Das ist, nehmt alles nur in allem, besonders durch das sich überschlagende Happyend so etwas wie ein Märchen, aber auf der Bühne des Theaters der Jugend wirkt es wie eine handfeste Geschichte um echte Menschen.

Das hat sehr damit zu tun, dass Regisseur Frank Panhans in Ulv Jakobsen den idealen Ausstatter fand, der die Bühne geradezu rasant verwandelte und mit vielen Videoeffekten Großstadt und Eisenbahnszenen ungemein lebendig werden ließ. Auch legt der Abend das richtige Tempo vor, und letztendlich balanciert er die einzelnen Figuren (Kinder wie Erwachsene) ideal aus. Das Stück ist für Kinder ab 6, wird die Kleinen mit Hilfe klarer Handlungsführung nicht überfordern, aber die größeren prächtig unterhalten (und die Lehre, die Kästner immer bereit hat, nämlich dass Kinder zusammen halten sollen, vielleicht neu überdenken).

Jonas Graber zeigt schön, dass Emil Tischbein zwar einerseits ein braver Junge und wohl auch ein bißchen ein Landei ist, aber fest entschlossen, Unrecht nicht hinzunehmen und vor allem seine Mutter (von der er das Geld bekommen hat) nicht bestehlen zu lassen.
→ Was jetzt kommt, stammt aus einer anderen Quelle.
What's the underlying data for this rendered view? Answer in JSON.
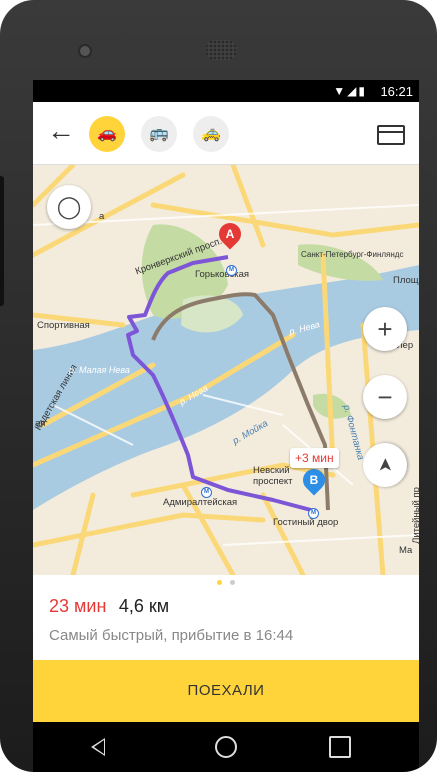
{
  "status_bar": {
    "time": "16:21",
    "icons_text": "▼◢▮"
  },
  "toolbar": {
    "back_icon": "←",
    "modes": [
      {
        "name": "car",
        "icon": "🚗",
        "active": true
      },
      {
        "name": "bus",
        "icon": "🚌",
        "active": false
      },
      {
        "name": "taxi",
        "icon": "🚕",
        "active": false
      }
    ]
  },
  "map": {
    "labels": {
      "gorkovskaya": "Горьковская",
      "kronverksky": "Кронверкский просп.",
      "sportivnaya": "Спортивная",
      "finland_station": "Санкт-Петербург-Финляндс",
      "plosh": "Площ",
      "nevsky_prospekt": "Невский проспект",
      "admiralteyskaya": "Адмиралтейская",
      "gostiny_dvor": "Гостиный двор",
      "kadetskaya": "Кадетская линия",
      "litey": "Литейный пр",
      "ma": "Ма",
      "aya": "ая",
      "ler": "лер",
      "a_left": "а",
      "reka_neva_1": "р. Нева",
      "reka_neva_2": "р. Нева",
      "malaya_neva": "р. Малая Нева",
      "moika": "р. Мойка",
      "fontanka": "р. Фонтанка"
    },
    "pin_a": "A",
    "pin_b": "B",
    "metro_symbol": "M",
    "delay_badge": "+3 мин",
    "zoom_in": "+",
    "zoom_out": "−",
    "locate_icon": "➤",
    "compass_icon": "◯",
    "colors": {
      "route_main": "#7c56d6",
      "route_alt": "#8c7b6a",
      "water": "#a9cbe2",
      "park": "#c4dca4",
      "road": "#fbd877"
    }
  },
  "route": {
    "duration": "23 мин",
    "distance": "4,6 км",
    "description": "Самый быстрый, прибытие в 16:44"
  },
  "go_button": "ПОЕХАЛИ",
  "accent_color": "#ffd43b"
}
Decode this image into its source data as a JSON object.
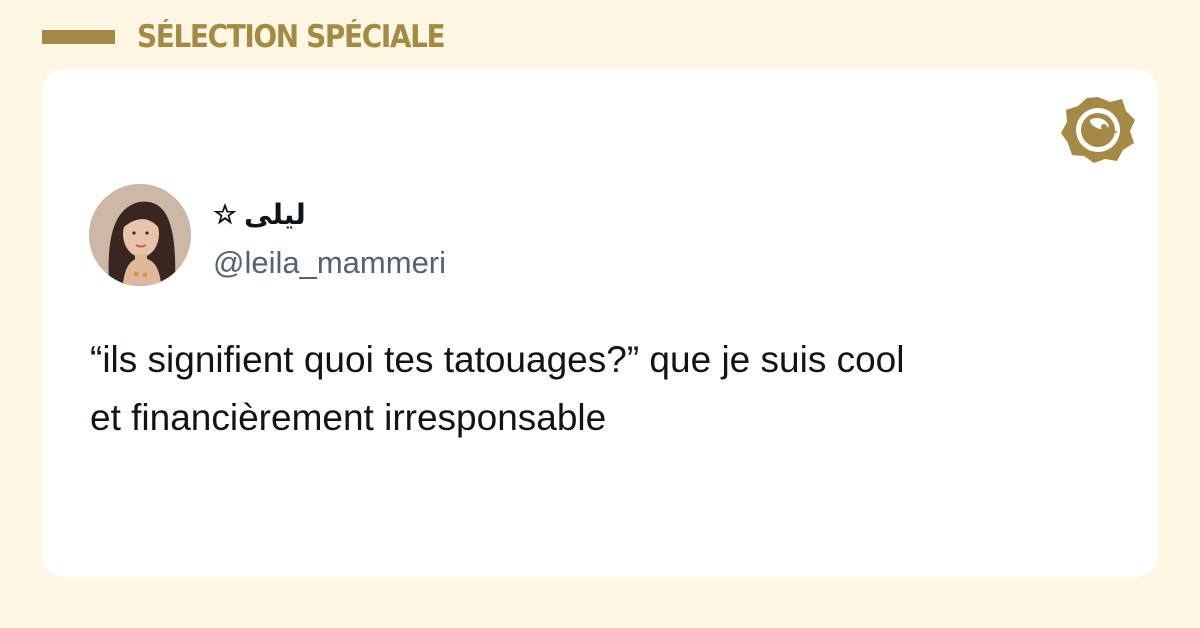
{
  "header": {
    "title": "SÉLECTION SPÉCIALE"
  },
  "tweet": {
    "display_name": "ليلى",
    "display_name_icon": "star-icon",
    "handle": "@leila_mammeri",
    "text_lines": [
      "“ils signifient quoi tes tatouages?” que je suis cool",
      "et financièrement irresponsable"
    ]
  },
  "brand": {
    "icon": "brand-logo-icon"
  },
  "colors": {
    "background": "#fdf6e3",
    "accent": "#a48a45",
    "card": "#ffffff",
    "text": "#0f1419",
    "handle": "#536471"
  }
}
Prächtig zwei „ältere“ Herren, die aus dem Ensemble icht weg zu denken sind: Uwe Achilles ist der humorvolle Herr Erich Kästner, schlüpft aber u.a. auch in das Gewand von Emils Großmutter (mit ihrem Lieblingsspruch: „Die Sache gefällt mir nicht. Die Sache gefällt mir nicht“)

Und Frank Engelhardt ist ergötzlich der Dieb in Großmannspose, um den sich die Schlinge immer enger zieht.

Alle anderen haben viele Rollen, wobei immer eine die beste für sie ist – für Sophie Aujesky Emils Mutter, für Tara Michelsen Emils berlinerisch schnauzige Cousine Pony Hütchen, für Benita Martins das „Professorin“ genannte Mädchen in der Detektivgruppe, Marko Kerezović, Stefan Rosenthal, Konstantin Mues Bœuf und Nikolaus Lessky sind die übrigens Jungs.

Dass eine Geschichte von gestern Kinder von heute voll und ganz erreichen kann – hier hat man es erlebt. Frenetischer Jubel für einen voll und ganz gelungenen Abend.